7. The composition of claim 1, wherein the nucleic acid molecule is 22-27 nucleotides in length.

8. The composition of claim 1, wherein the nucleic acid molecule is 28-49 nucleotides in length.

9. A double-stranded nucleic acid molecule comprising an antisense strand that is the nucleic acid molecule of claim 1, and a sense strand complementary to the antisense strand.

10. The composition of claim 1, wherein the nucleic acid molecule is an RNA molecule.

11. A composition comprising a nucleic acid molecule complementary to the structure given in any of SEQ ID NOs 1-14.

12. A small interfering RNA (siRNA) specifically targeting isoform M2 of pyruvate kinase (PKM2), the siRNA comprising a duplex stem region, wherein the duplex stem region comprises a nucleotide sequence corresponding to a target sequence of exon 10 of pyruvate kinase (PK), and wherein the target sequence is selected from the group of structures given in SEQ ID NOs 1-14.

13. The siRNA of claim 12, wherein the siRNA does not substantially inhibit the expression of isoform M1 of pyruvate kinase (PKM1).

14. The siRNA of claim 12, wherein the pyruvate kinase (PK) is human PK.

15. The siRNA of claim 12, wherein the siRNA target sequence is between 12 and 49 nucleotides long.

16. The siRNA of claim 12, wherein the siRNA target sequence is between 25 and 30 nucleotides long.

17. The siRNA of claim 12, wherein the siRNA target sequence is between 19 and 26 nucleotides long.

18. The siRNA of claim 12, wherein the siRNA is 19-22 nucleotides long.

19. The siRNA of claim 12, wherein the siRNA comprises a 3′ overhang.

20. A pharmaceutical composition comprising the siRNA of claim 12.

21. A method of decreasing expression of PKM2 in a cell, comprising

contacting a cell expressing PKM2 with a PKM2-inhibitory nucleic acid molecule specifically targeting PKM2, wherein the PKM2-inhibitory nucleic acid molecule does not substantially inhibit the expression of PKM1.

22. The method of claim 21, wherein the PK is human PK.

23. The method of claim 21, wherein the PKM2-inhibitory nucleic acid molecule targets a sequence within exon 10 of PK.

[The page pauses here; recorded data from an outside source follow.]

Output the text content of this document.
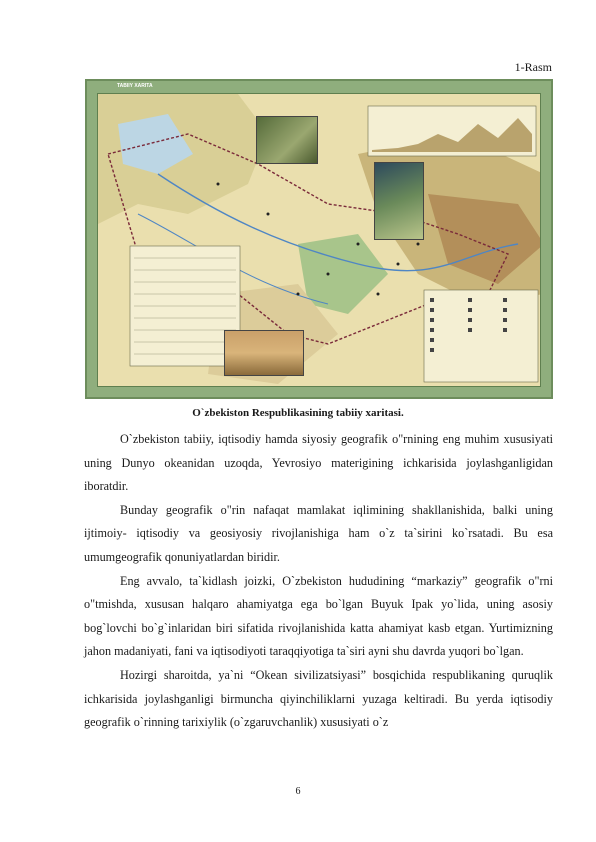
1-Rasm
TABIIY XARITA
O`zbekiston Respublikasining tabiiy xaritasi.

O`zbekiston tabiiy, iqtisodiy hamda siyosiy geografik o"rnining eng muhim xususiyati uning Dunyo okeanidan uzoqda, Yevrosiyo materigining ichkarisida joylashganligidan iboratdir.

Bunday geografik o"rin nafaqat mamlakat iqlimining shakllanishida, balki uning ijtimoiy- iqtisodiy va geosiyosiy rivojlanishiga ham o`z ta`sirini ko`rsatadi. Bu esa umumgeografik qonuniyatlardan biridir.

Eng avvalo, ta`kidlash joizki, O`zbekiston hududining “markaziy” geografik o"rni o"tmishda, xususan halqaro ahamiyatga ega bo`lgan Buyuk Ipak yo`lida, uning asosiy bog`lovchi bo`g`inlaridan biri sifatida rivojlanishida katta ahamiyat kasb etgan. Yurtimizning jahon madaniyati, fani va iqtisodiyoti taraqqiyotiga ta`siri ayni shu davrda yuqori bo`lgan.

Hozirgi sharoitda, ya`ni “Okean sivilizatsiyasi” bosqichida respublikaning quruqlik ichkarisida joylashganligi birmuncha qiyinchiliklarni yuzaga keltiradi. Bu yerda iqtisodiy geografik o`rinning tarixiylik (o`zgaruvchanlik) xususiyati o`z

6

24. The method of claim 21, wherein the PKM2-inhibitory nucleic acid molecule target sequence is between 12 and 40 nucleotides long.

25. The method of claim 21, wherein the PKM2-inhibitory nucleic acid molecule comprises a nucleotide sequence corresponding to a target sequence selected from the group of structures given in SEQ ID NOs 1-14.

26. The method of claim 21, wherein the PKM2-inhibitory nucleic acid molecule is a siRNA.

27. A method of treating a subject having a tumor expressing PKM2 or suspected to express PKM2, comprising administering to the subject having the tumor a PKM2-inhibitory nucleic acid molecule specifically targeting PKM2, wherein the PKM2-inhibitory nucleic acid molecule does not substantially inhibit the expression of PKM1.

28. The method of claim 27, wherein the PK is human PK.

29. The method of claim 27, wherein the PKM2-inhibitory nucleic acid molecule targets a sequence within exon 10 of PK.

30. The method of claim 27, wherein the PKM2-inhibitory nucleic acid molecule target sequence is between 12 and 40 nucleotides long.

31. The method of claim 27, wherein the PKM2-inhibitory nucleic acid molecule comprises a nucleotide sequence corresponding to a target sequence selected from the group consisting of structures given in SEQ ID NOs 1-14.

32. The method of claim 27, wherein the PKM2-inhibitory nucleic acid molecule is a siRNA.